Pureed squash blossoms with chicken stock and cream was revealed inside, again a delicate balance of flavours.
Next, came Ti n Kin Xik. A fiesta on a plate, the Yucateco dish of catfish marinated in annatto paste, stuffed with black bean puree, presented on top of roasted plantain, with tortillas strips and topped with salsa Ix ne Pec of chile habanero.
This dish takes its inspiration from the various ways it is prepared in the Yucatan. Some with beans, some use avocado, others plantain. Chef Munoz’s preparation combines them all to great success.

Another plato fuerte we enjoyed was Venado Almendrado. The smooth – and rich – almond mole with chile ancho heat, provided earthy counterpoint to rare venison with a sweet note provided by sweet potato puree. Outstanding.
Desserts were breathtaking.
On the left, an Espuma de guanabana, a small seasonal acidic fruit pureed and set with gelatin and cream. On the right, an elevated take on a Oaxacan specialty, Nicuatole. You would find this served as a hot beverage in Oaxaca, especially at breakfast: masa blended with milk, sugar and cinnamon. Here it is served as a pate.
The black sauce is not chocolate as one might expect, but the sauce of the zapote negro, another indigenous Mexican fruit with the consistency of chocolate pudding. It is used to great effect on the plates and provides extra flavour, delicately sweetened with sugar and rum.

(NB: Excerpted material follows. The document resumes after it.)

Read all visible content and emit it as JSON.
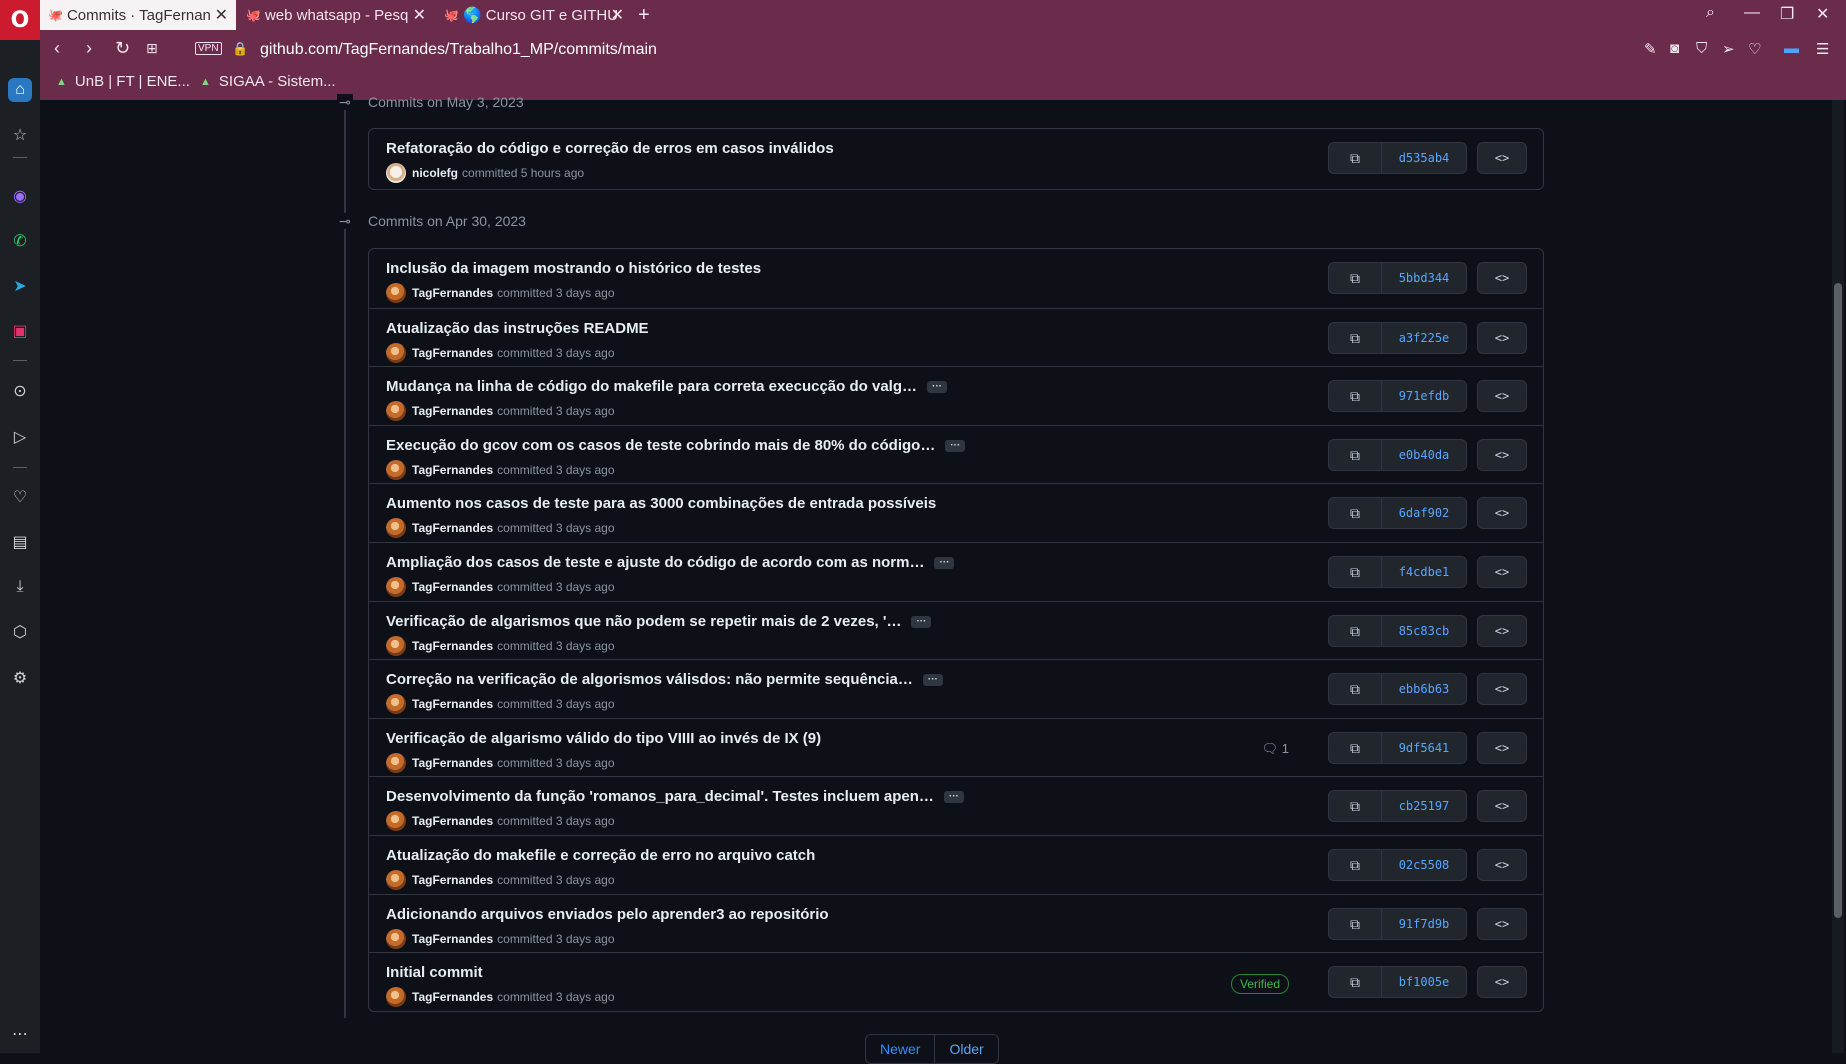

To keep things Oaxacan, hot chocolate – made traditionally with water – was presented in a gourd to drink.
And to finish us off – in a good way! – was the Tamal de Chocolate. Oaxacan chocolate blended with corn masa and stuffed with pineapple, raisins and almonds. Steamed in a banana leaf, it was presented in a pool of creme anglaise.

Ricardo’s research later this month will take him to a small village near Chichen Itza where he will stay with the Mayan Ya xu nah people. There he will learn how to cook a regional dish that uses pecare, a type of wild pig, prepared pibil-style (cooked in a pit).
Fans of Ricardo Munoz will be pleased to know his tome on Chilies Rellenos will be re-issued in January 2010 – in English for the first time – and he is already planning a future cookbook, to focus on the foods of the Yucatan Peninsula.
Thank you Ricardo and thank you Azul y Oro for an inspiring and delicious day!